Foi quando, no 17º dia após o seu primeiro encontro com a Morte, a viu no reflexo do espelho do banheiro de sua casa.

 

  • Estou passando apenas para que você não se esqueça de mim e passe a acreditar que a nossa primeira conversa não passou de um sonho!
  • O que você quer de mim?
  • Apenas conversar!

 

E, de novo, a Morte apenas sumiu do espelho de Júlio, deixando-o perturbado.

Sua mãe já havia notado que ele estava ficando estranho - paranóico seria a melhor definição - e começou a se preocupar, mas nada disse.

Naquela mesma noite, quando foi trabalhar, Júlio estava perturbado. Não conseguia desenvolver suas atividades laborais e só se concentrava em respirar vagarosamente para não entrar em pânico.

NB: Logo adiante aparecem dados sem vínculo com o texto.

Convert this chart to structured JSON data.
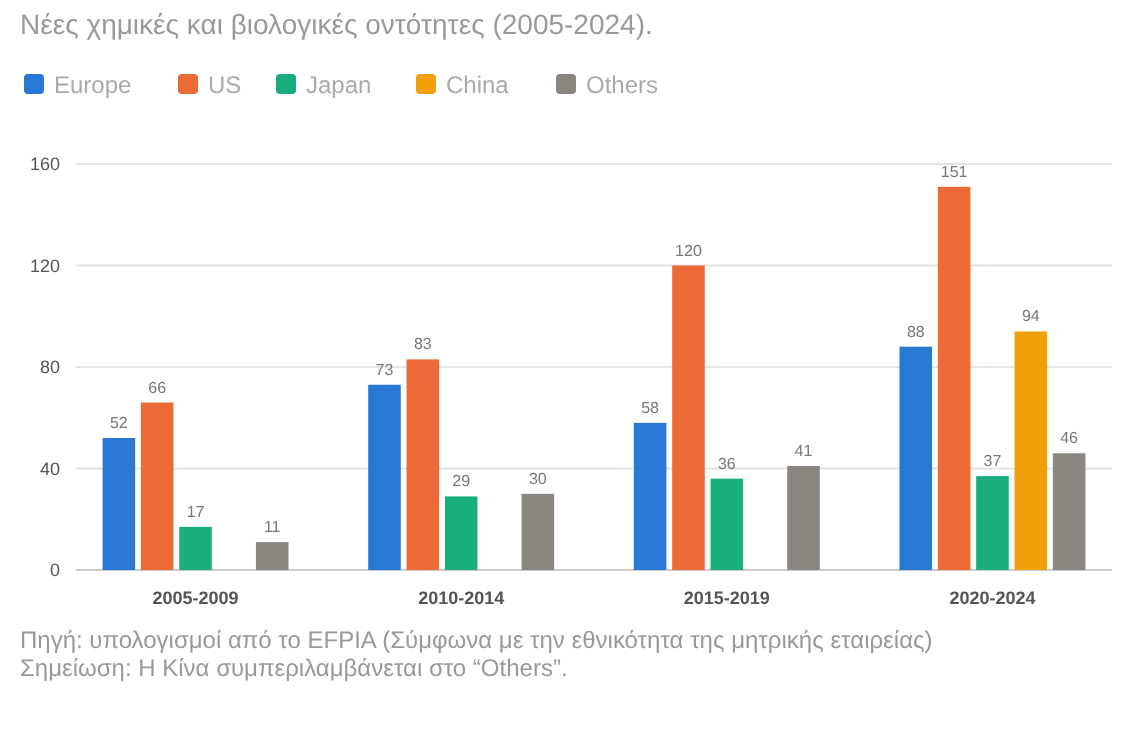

O problema é que ele já estava sentindo os sintomas clássicos do pânico: Dormência e formigamento nas mãos, taquicardia, sudorese, tremores labiais, dificuldade para respirar, náusea, tontura e a nítida impressão de que a sua garganta estava se fechando.

Mas como tudo o que está ruim pode piorar, começou a ouvir ruídos vindos da sala ao lado. Era a Morte empurrando a maca usada para o transporte dos corpos dos carros funerários até as geladeiras.

Conforme Júlio pedia para que aquilo acabasse, mais a Morte o afrontava, e agora ela batia as portas das geladeiras, jogava os ossos de uma ossada que estava sendo investigada contra a parede e derrubava tudo o que estava sobre as mesas.

 

-- --- 36 meses depois --- --

Aquela foi a última noite de trabalho de Júlio no Necrotério Municipal. Quando amanheceu, ele foi encontrado desmaiado na cozinha, pelo Dr. Marcos, que havia chegado para trabalhar.

Foi levado para o hospital, estabilizado e diagnosticado com psicose, motivo pelo qual precisou ser internado numa Clínica Psiquiátrica.

Lá, o médico responsável por tratar de Júlio explicou para Dona Geni, que a psicose é um transtorno mental que faz com que o doente veja as coisas de maneira diversa do que são na realidade, o que o leva a ter dificuldade em entender o que é real e o que não é.

 

  • Por isso, frequentemente Júlio está alucinando e alega ouvir, ver e sentir coisas que não são reais - disse o Médico.
  • E ele vai poder sair daqui, Dr? - Arguiu Geni.
  • Lamentavelmente não, pois tudo isso que lhe contei causa sofrimento tamanho no seu filho, que o convívio social fica insustentável.
  • Meu Deus!
  • Mas a senhora pode visitá-lo sempre que quiser.
  • Isso não é suficiente! Quero meu filho de volta!
  • Lamento informar que Júlio nunca mais será o mesmo. Não há cura para a doença que o acomete, e no estágio em que ela se manifestou nele, pouco podemos fazer.

 

-- --- O fim --- --

 

Foi numa agradável tarde de verão em Vila Verde, quando Júlio estava sentado em seu banco predileto nos jardins do Manicômio, que a Morte lhe apareceu pela última vez.

 

  • Olá! Como vai você?
  • O que quer de mim? Que eu morra?
  • Claro que não! Afinal, você já está morto. Só que seu espírito ainda habita esse corpo que um dia já pertenceu ao afável e sempre prestativo Júlio, único filho de Geni!
  • E o que quer de mim?
  • Apenas conversar, como disse em nosso primeiro encontro!

 

 

***

Esse conto é inteiramente ficcional. Os sintomas e diagnósticos aqui contidos, muito embora sejam baseados em fatos reais, são imprecisos ou modificados para propiciar maior dramaticidade. Se precisar procure um médico, pois somente um profissional será capaz de ajudar.